Angesichts angespannter Getreidemärkte durch den Krieg in der Ukraine will Bundeslandwirtschaftsminister Cem Özdemir Bauern in Deutschland ermöglichen, Agrarflächen für den Anbau bestimmter Pflanzen zur Nahrungsmittelproduktion länger zu nutzen. Ein am Freitag vorgelegter Kompromissvorschlag des Grünenpolitikers sieht nach Angaben seines Ministeriums ein einmaliges Aussetzen der EU-Neuregelungen zu Flächenstilllegung und Fruchtwechsel vor.

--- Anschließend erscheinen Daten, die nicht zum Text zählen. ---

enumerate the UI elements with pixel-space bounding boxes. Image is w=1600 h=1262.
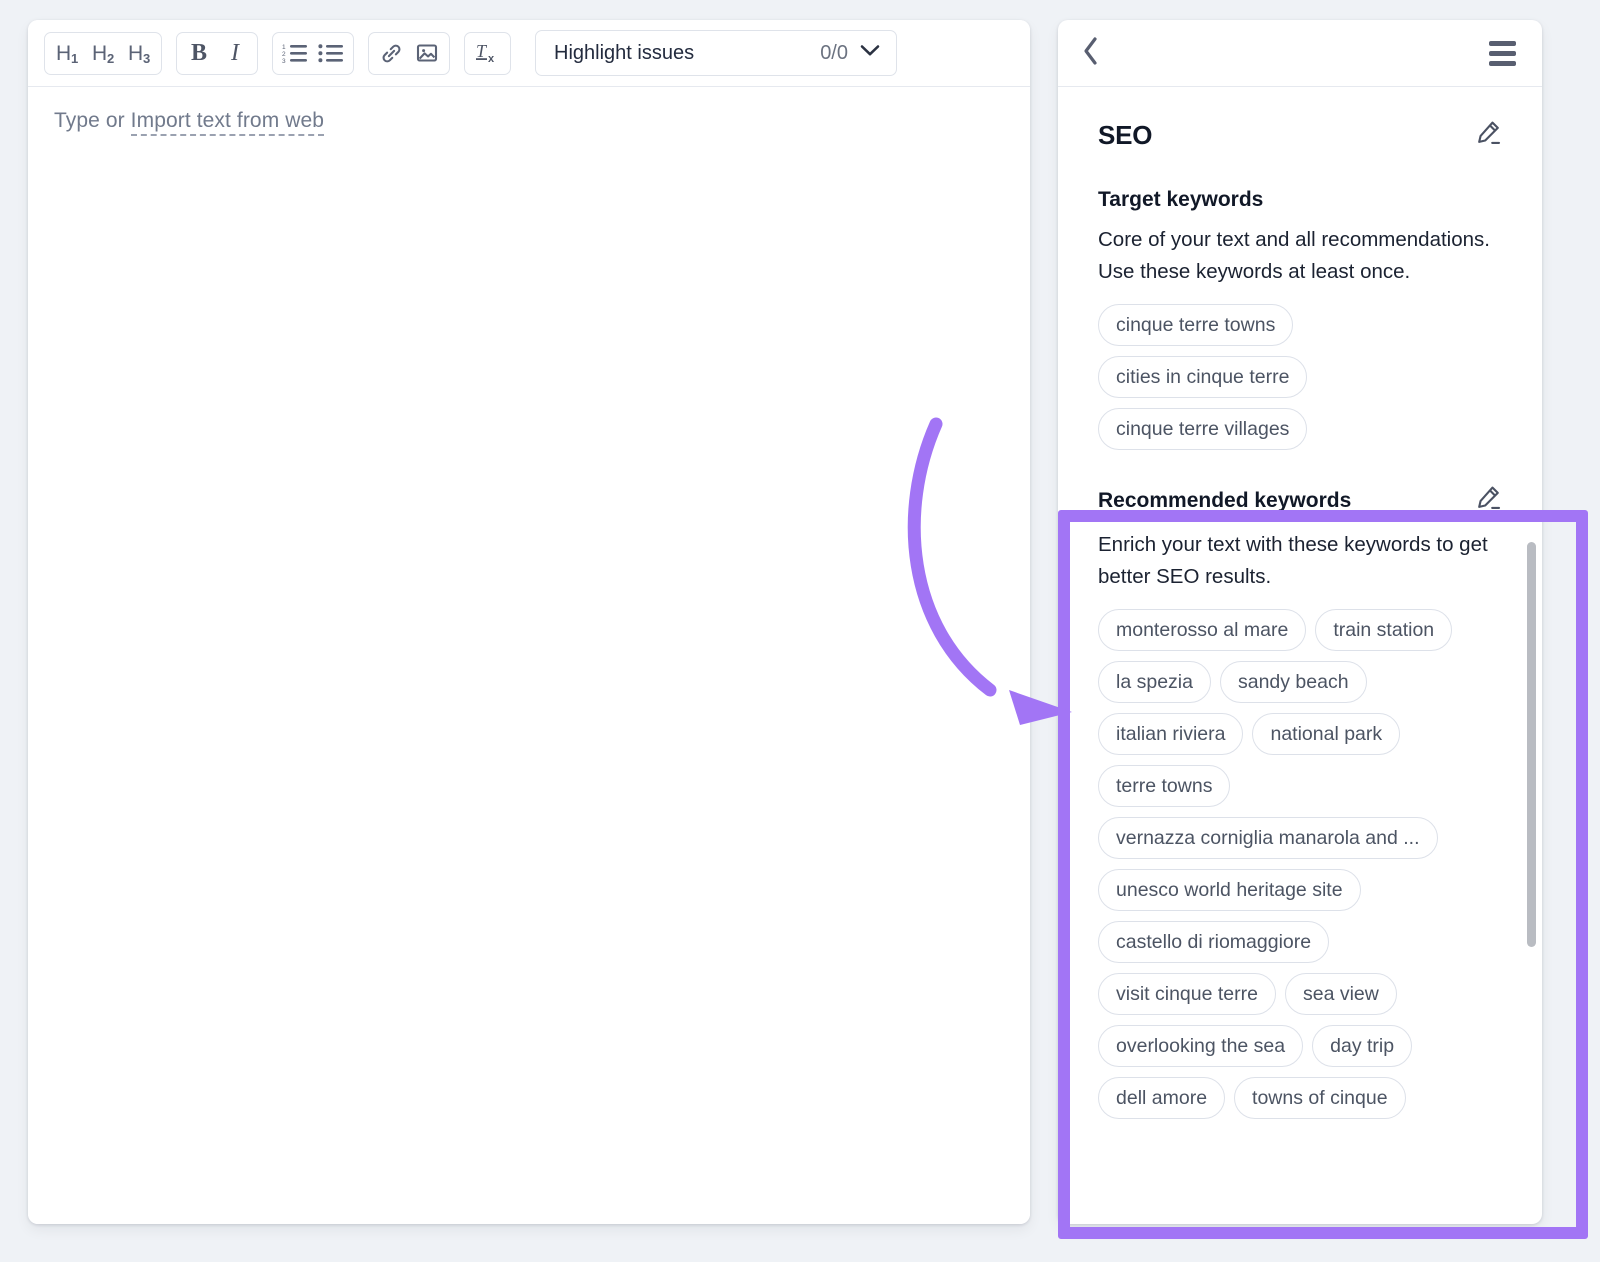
svg-text:1: 1 <box>282 44 286 51</box>
editor-card: H1 H2 H3 B I <box>28 20 1030 1224</box>
clear-formatting-button[interactable]: T x <box>469 36 506 71</box>
highlight-issues-label: Highlight issues <box>554 42 820 65</box>
keyword-chip[interactable]: unesco world heritage site <box>1098 869 1361 911</box>
highlight-issues-select[interactable]: Highlight issues 0/0 <box>535 30 897 76</box>
keyword-chip[interactable]: sandy beach <box>1220 661 1367 703</box>
link-button[interactable] <box>373 36 409 71</box>
editor-placeholder: Type or Import text from web <box>54 109 1004 133</box>
keyword-chip[interactable]: visit cinque terre <box>1098 973 1276 1015</box>
keyword-chip[interactable]: vernazza corniglia manarola and ... <box>1098 817 1438 859</box>
svg-text:3: 3 <box>282 58 286 64</box>
text-style-button-group: B I <box>176 32 258 75</box>
section-description: Core of your text and all recommendation… <box>1098 224 1502 288</box>
highlight-issues-count: 0/0 <box>820 42 848 65</box>
h1-label: H <box>56 42 71 65</box>
recommended-keyword-chip-list: monterosso al mare train station la spez… <box>1098 609 1502 1119</box>
pencil-edit-icon <box>1474 119 1502 152</box>
italic-button[interactable]: I <box>217 36 253 71</box>
ordered-list-button[interactable]: 1 2 3 <box>277 36 313 71</box>
link-icon <box>379 41 404 66</box>
h1-sub: 1 <box>71 51 78 66</box>
h3-sub: 3 <box>143 51 150 66</box>
keyword-chip[interactable]: day trip <box>1312 1025 1412 1067</box>
seo-edit-button[interactable] <box>1474 119 1502 152</box>
keyword-chip[interactable]: sea view <box>1285 973 1397 1015</box>
keyword-chip[interactable]: cinque terre villages <box>1098 408 1307 450</box>
heading-1-button[interactable]: H1 <box>49 36 85 71</box>
seo-side-panel: SEO Target keywords Core <box>1058 20 1542 1224</box>
section-title: Target keywords <box>1098 188 1502 212</box>
import-text-from-web-link[interactable]: Import text from web <box>131 109 324 136</box>
keyword-chip[interactable]: dell amore <box>1098 1077 1225 1119</box>
keyword-chip[interactable]: train station <box>1315 609 1452 651</box>
chevron-down-icon <box>860 44 880 62</box>
h3-label: H <box>128 42 143 65</box>
bullet-list-icon <box>318 42 344 64</box>
keyword-chip[interactable]: la spezia <box>1098 661 1211 703</box>
page-title: SEO <box>1098 120 1152 151</box>
hamburger-menu-icon <box>1489 41 1516 66</box>
panel-menu-button[interactable] <box>1489 41 1516 66</box>
image-button[interactable] <box>409 36 445 71</box>
keyword-chip[interactable]: overlooking the sea <box>1098 1025 1303 1067</box>
bold-label: B <box>191 41 207 65</box>
clear-formatting-icon: T x <box>474 40 501 66</box>
svg-text:2: 2 <box>282 51 286 58</box>
bullet-list-button[interactable] <box>313 36 349 71</box>
recommended-keywords-edit-button[interactable] <box>1474 484 1502 517</box>
placeholder-prefix: Type or <box>54 109 131 132</box>
keyword-chip[interactable]: castello di riomaggiore <box>1098 921 1329 963</box>
clear-format-button-group: T x <box>464 32 511 75</box>
pencil-edit-icon <box>1474 484 1502 517</box>
editor-text-area[interactable]: Type or Import text from web <box>28 87 1030 1224</box>
app-root: H1 H2 H3 B I <box>0 0 1600 1262</box>
side-panel-scroll-area: SEO Target keywords Core <box>1058 87 1542 1224</box>
heading-3-button[interactable]: H3 <box>121 36 157 71</box>
keyword-chip[interactable]: towns of cinque <box>1234 1077 1406 1119</box>
keyword-chip[interactable]: cities in cinque terre <box>1098 356 1307 398</box>
bold-button[interactable]: B <box>181 36 217 71</box>
keyword-chip[interactable]: italian riviera <box>1098 713 1243 755</box>
italic-label: I <box>231 41 239 65</box>
keyword-chip[interactable]: cinque terre towns <box>1098 304 1293 346</box>
svg-text:x: x <box>488 53 495 65</box>
list-button-group: 1 2 3 <box>272 32 354 75</box>
heading-button-group: H1 H2 H3 <box>44 32 162 75</box>
section-title: Recommended keywords <box>1098 489 1351 513</box>
heading-2-button[interactable]: H2 <box>85 36 121 71</box>
image-icon <box>415 41 439 65</box>
seo-title-row: SEO <box>1058 87 1542 152</box>
editor-toolbar: H1 H2 H3 B I <box>28 20 1030 87</box>
numbered-list-icon: 1 2 3 <box>282 42 308 64</box>
keyword-chip[interactable]: terre towns <box>1098 765 1230 807</box>
insert-button-group <box>368 32 450 75</box>
back-button[interactable] <box>1082 36 1100 71</box>
svg-text:T: T <box>476 41 488 61</box>
section-description: Enrich your text with these keywords to … <box>1098 529 1502 593</box>
side-panel-scrollbar[interactable] <box>1527 542 1536 947</box>
h2-label: H <box>92 42 107 65</box>
chevron-left-icon <box>1082 36 1100 71</box>
keyword-chip[interactable]: monterosso al mare <box>1098 609 1306 651</box>
keyword-chip[interactable]: national park <box>1252 713 1400 755</box>
side-panel-header <box>1058 20 1542 87</box>
section-target-keywords: Target keywords Core of your text and al… <box>1058 152 1542 450</box>
target-keyword-chip-list: cinque terre towns cities in cinque terr… <box>1098 304 1502 450</box>
h2-sub: 2 <box>107 51 114 66</box>
section-recommended-keywords: Recommended keywords Enrich your text wi… <box>1058 450 1542 1119</box>
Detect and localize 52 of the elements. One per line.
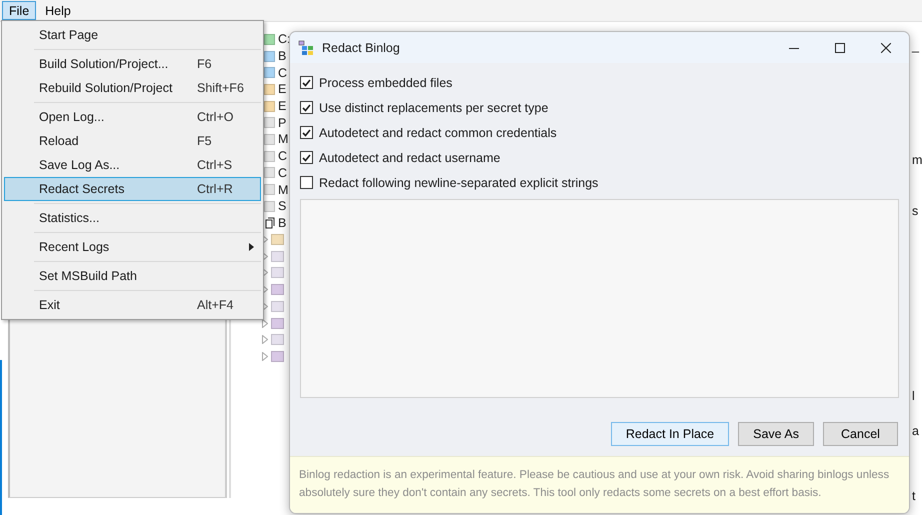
menu-item[interactable]: Open Log... Ctrl+O — [4, 105, 261, 129]
checkbox-label[interactable]: Redact following newline-separated explicit strings — [319, 176, 598, 190]
node-label[interactable]: C: — [278, 32, 290, 46]
document-icon — [264, 216, 275, 229]
close-icon — [881, 42, 891, 52]
window-title: Redact Binlog — [322, 40, 401, 54]
node-label[interactable]: C — [278, 149, 288, 164]
cell-text: _ — [912, 39, 919, 53]
checkbox[interactable] — [300, 101, 313, 114]
menu-item[interactable]: Recent Logs — [4, 235, 261, 259]
menu-title[interactable]: Help — [38, 1, 78, 20]
checkbox-label[interactable]: Process embedded files — [319, 76, 452, 90]
node-label[interactable]: B — [278, 216, 286, 230]
menu-title[interactable]: File — [2, 1, 36, 20]
node-label[interactable]: S — [278, 199, 286, 214]
checkbox[interactable] — [300, 151, 313, 164]
submenu-arrow-icon — [249, 243, 254, 251]
app-icon — [298, 40, 314, 56]
strings-input-field[interactable] — [300, 199, 899, 398]
cell-text: a — [912, 424, 919, 438]
menu-item[interactable]: Rebuild Solution/Project Shift+F6 — [4, 76, 261, 100]
dialog-button[interactable]: Cancel — [823, 422, 898, 446]
checkbox-label[interactable]: Use distinct replacements per secret type — [319, 100, 548, 114]
checkbox[interactable] — [300, 176, 313, 189]
cell-text: t — [912, 489, 916, 503]
warning-notice: Binlog redaction is an experimental feature. Please be cautious and use at your own risk. Avoid sharing binlogs unless absolutely sure they don't contain any secrets. This tool only redacts some secrets on a best effort basis. — [290, 456, 909, 513]
menu-item[interactable]: Start Page — [4, 23, 261, 47]
node-label[interactable]: M — [278, 132, 288, 146]
checkbox[interactable] — [300, 76, 313, 89]
cell-text: s — [912, 204, 918, 218]
menu-item[interactable]: Redact Secrets Ctrl+R — [4, 177, 261, 201]
menu-item[interactable]: Set MSBuild Path — [4, 264, 261, 288]
menu-item[interactable]: Reload F5 — [4, 129, 261, 153]
node-label[interactable]: C — [278, 66, 288, 80]
maximize-icon — [835, 42, 845, 52]
node-label[interactable]: E — [278, 82, 286, 96]
node-label[interactable]: B — [278, 49, 286, 64]
checkbox-label[interactable]: Autodetect and redact username — [319, 150, 500, 164]
dialog-button[interactable]: Save As — [738, 422, 814, 446]
menu-item[interactable]: Save Log As... Ctrl+S — [4, 153, 261, 177]
cell-text: m — [912, 153, 922, 167]
menu-item[interactable]: Exit Alt+F4 — [4, 293, 261, 317]
checkbox-label[interactable]: Autodetect and redact common credentials — [319, 126, 557, 140]
node-label[interactable]: P — [278, 116, 286, 130]
menu-item[interactable]: Statistics... — [4, 206, 261, 230]
node-label[interactable]: C — [278, 166, 288, 180]
dialog-button[interactable]: Redact In Place — [610, 422, 730, 446]
checkbox[interactable] — [300, 126, 313, 139]
menu-item[interactable]: Build Solution/Project... F6 — [4, 52, 261, 76]
node-label[interactable]: E — [278, 99, 286, 114]
cell-text: l — [912, 389, 915, 403]
node-label[interactable]: M — [278, 182, 288, 197]
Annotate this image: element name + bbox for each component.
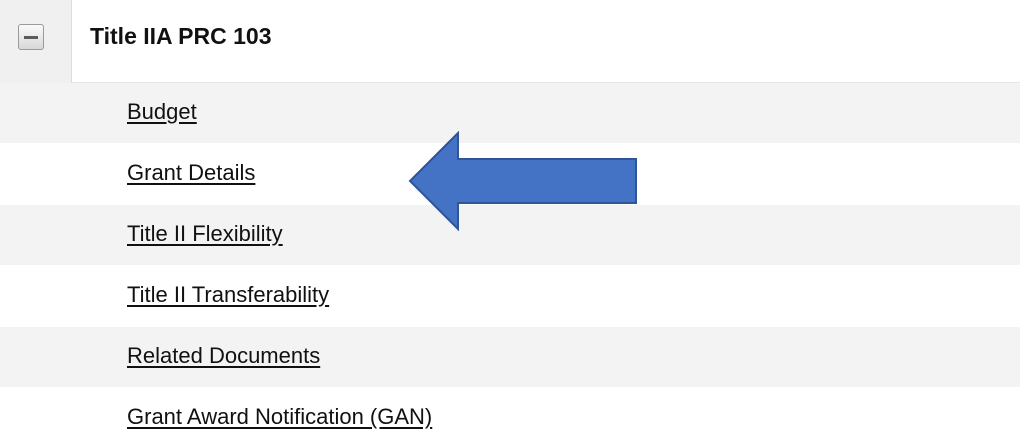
list-item: Title II Transferability: [0, 266, 1020, 327]
grant-award-notification-link[interactable]: Grant Award Notification (GAN): [127, 404, 432, 430]
grant-details-link[interactable]: Grant Details: [127, 160, 255, 186]
related-documents-link[interactable]: Related Documents: [127, 343, 320, 369]
section-header: Title IIA PRC 103: [0, 0, 1020, 83]
toggle-cell: [0, 0, 72, 83]
title-ii-transferability-link[interactable]: Title II Transferability: [127, 282, 329, 308]
grant-navigation-panel: Title IIA PRC 103 Budget Grant Details T…: [0, 0, 1020, 447]
budget-link[interactable]: Budget: [127, 99, 197, 125]
title-ii-flexibility-link[interactable]: Title II Flexibility: [127, 221, 283, 247]
collapse-minus-icon[interactable]: [18, 24, 44, 50]
arrow-left-icon: [408, 131, 637, 231]
list-item: Grant Award Notification (GAN): [0, 388, 1020, 447]
list-item: Related Documents: [0, 327, 1020, 388]
section-title: Title IIA PRC 103: [90, 23, 272, 49]
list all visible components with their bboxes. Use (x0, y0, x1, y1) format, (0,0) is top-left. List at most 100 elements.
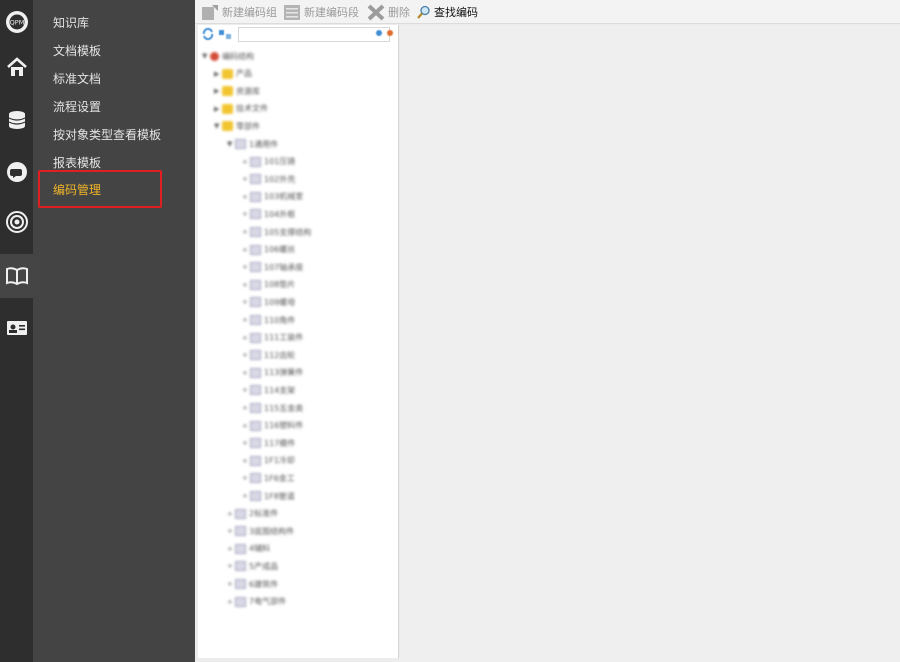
delete-icon (367, 4, 385, 20)
signal-nav-button[interactable] (0, 200, 33, 244)
tree-node[interactable]: +102外壳 (242, 172, 295, 186)
doc-icon (235, 508, 246, 519)
tree-node[interactable]: +109螺母 (242, 295, 295, 309)
tree-expander[interactable]: + (227, 598, 235, 606)
tree-expander[interactable]: + (242, 439, 250, 447)
tree-tools (198, 25, 398, 43)
tree-expander[interactable]: + (242, 422, 250, 430)
menu-item[interactable]: 文档模板 (53, 42, 101, 59)
clear-search-icon[interactable] (386, 29, 394, 37)
tree-node[interactable]: +7电气部件 (227, 595, 286, 609)
tree-expander[interactable]: + (242, 158, 250, 166)
new-segment-button[interactable]: 新建编码段 (283, 2, 359, 22)
tree-expander[interactable]: + (242, 404, 250, 412)
tree-expander[interactable]: + (242, 334, 250, 342)
tree-expander[interactable]: + (242, 386, 250, 394)
delete-button[interactable]: 删除 (367, 2, 410, 22)
signal-icon (5, 211, 28, 233)
tree-expander[interactable]: + (227, 562, 235, 570)
tree-node[interactable]: +2标准件 (227, 507, 278, 521)
tree-expander[interactable]: ▶ (214, 105, 222, 113)
tree-node[interactable]: ▼ 零部件 (214, 119, 260, 133)
tree-node[interactable]: +108垫片 (242, 278, 295, 292)
database-nav-button[interactable] (0, 98, 33, 142)
tree-expander[interactable]: + (227, 545, 235, 553)
tree-expander[interactable]: + (227, 527, 235, 535)
tree-node[interactable]: +113弹簧件 (242, 366, 303, 380)
menu-item[interactable]: 报表模板 (53, 154, 101, 171)
chat-nav-button[interactable] (0, 150, 33, 194)
tree-expander[interactable]: ▼ (227, 140, 235, 148)
doc-icon (235, 543, 246, 554)
tree-expander[interactable]: + (242, 351, 250, 359)
tree-node[interactable]: +106螺丝 (242, 243, 295, 257)
tree-node[interactable]: +101压铸 (242, 155, 295, 169)
tree-node[interactable]: +110角件 (242, 313, 295, 327)
doc-icon (250, 438, 261, 449)
tree-expander[interactable]: + (242, 246, 250, 254)
find-code-button[interactable]: 查找编码 (417, 2, 478, 22)
tree-expander[interactable]: ▶ (214, 87, 222, 95)
doc-icon (250, 174, 261, 185)
tree-node-label: 2标准件 (249, 509, 279, 519)
tree-node[interactable]: +107轴承座 (242, 260, 303, 274)
tree-node[interactable]: +6建筑件 (227, 577, 278, 591)
book-nav-button[interactable] (0, 254, 33, 298)
tree-expander[interactable]: + (242, 193, 250, 201)
tree-node[interactable]: +3底图结构件 (227, 524, 294, 538)
tree-node[interactable]: ▶ 资源库 (214, 84, 260, 98)
tree-node[interactable]: +103机械室 (242, 190, 303, 204)
tree-node[interactable]: +1F8管道 (242, 489, 295, 503)
id-card-nav-button[interactable] (0, 306, 33, 350)
menu-item[interactable]: 标准文档 (53, 70, 101, 87)
menu-item[interactable]: 流程设置 (53, 98, 101, 115)
tree-node[interactable]: +104外框 (242, 207, 295, 221)
tree-expander[interactable]: + (242, 281, 250, 289)
tree-node[interactable]: +1F6金工 (242, 471, 295, 485)
new-group-button[interactable]: 新建编码组 (201, 2, 277, 22)
tree-expander[interactable]: + (242, 263, 250, 271)
tree-expander[interactable]: + (242, 316, 250, 324)
tree-expander[interactable]: ▶ (214, 70, 222, 78)
tree-node[interactable]: +105支撑结构 (242, 225, 311, 239)
tree-node-label: 1F1冷却 (264, 456, 295, 466)
tree-expander[interactable]: + (242, 492, 250, 500)
tree-node[interactable]: ▶ 产品 (214, 67, 252, 81)
doc-icon (250, 350, 261, 361)
tree-node[interactable]: +5产成品 (227, 559, 278, 573)
tree-expander[interactable]: ▼ (202, 52, 210, 60)
tree-node[interactable]: ▼ 1通用件 (227, 137, 278, 151)
tree-node[interactable]: +111工装件 (242, 331, 303, 345)
tree-expander[interactable]: + (242, 369, 250, 377)
tree-expander[interactable]: + (242, 474, 250, 482)
tree-node[interactable]: +114支架 (242, 383, 295, 397)
tree-node[interactable]: +116塑料件 (242, 419, 303, 433)
tree-search-input[interactable] (238, 27, 390, 42)
tree-node[interactable]: ▶ 技术文件 (214, 102, 268, 116)
tree-node[interactable]: +117模件 (242, 436, 295, 450)
tree-expander[interactable]: ▼ (214, 122, 222, 130)
tree-node[interactable]: +1F1冷却 (242, 454, 295, 468)
search-go-icon[interactable] (375, 29, 383, 37)
tree-node[interactable]: ▼ 编码结构 (202, 49, 254, 63)
menu-item[interactable]: 知识库 (53, 14, 89, 31)
tree-expander[interactable]: + (227, 510, 235, 518)
tree-node-label: 103机械室 (264, 192, 304, 202)
tree-node[interactable]: +115五金类 (242, 401, 303, 415)
tree-expander[interactable]: + (242, 298, 250, 306)
tree-expander[interactable]: + (227, 580, 235, 588)
tree-expander[interactable]: + (242, 228, 250, 236)
magnifier-icon (417, 5, 430, 19)
tree-expander[interactable]: + (242, 175, 250, 183)
doc-icon (250, 191, 261, 202)
tree-node[interactable]: +4辅料 (227, 542, 270, 556)
tree-expander[interactable]: + (242, 210, 250, 218)
tree-node[interactable]: +112齿轮 (242, 348, 295, 362)
home-nav-button[interactable] (0, 45, 33, 89)
qpm-logo-nav-button[interactable]: QPM (0, 0, 33, 44)
expand-all-icon[interactable] (218, 28, 232, 40)
menu-item[interactable]: 按对象类型查看模板 (53, 126, 161, 143)
tree-expander[interactable]: + (242, 457, 250, 465)
tree-node-label: 零部件 (236, 121, 260, 131)
refresh-icon[interactable] (202, 28, 214, 40)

Demnach sollen unter anderem die eigentlich geplanten zusätzlichen Artenschutzflächen erst 2024 eingeführt werden. Bauern könnten dann im kommenden Jahr auf diesen Flächen weiter Nahrungsmittel anbauen.
Hintergrund sind ab 2023 greifende EU-Vorgaben, wonach ein Teil der Landwirtschaftsflächen dem Artenschutz dienen und zudem der Anbau derselben Ackerpflanze zwei Jahre in Folge auf derselben Fläche zum Bodenschutz grundsätzlich nicht mehr möglich sein soll.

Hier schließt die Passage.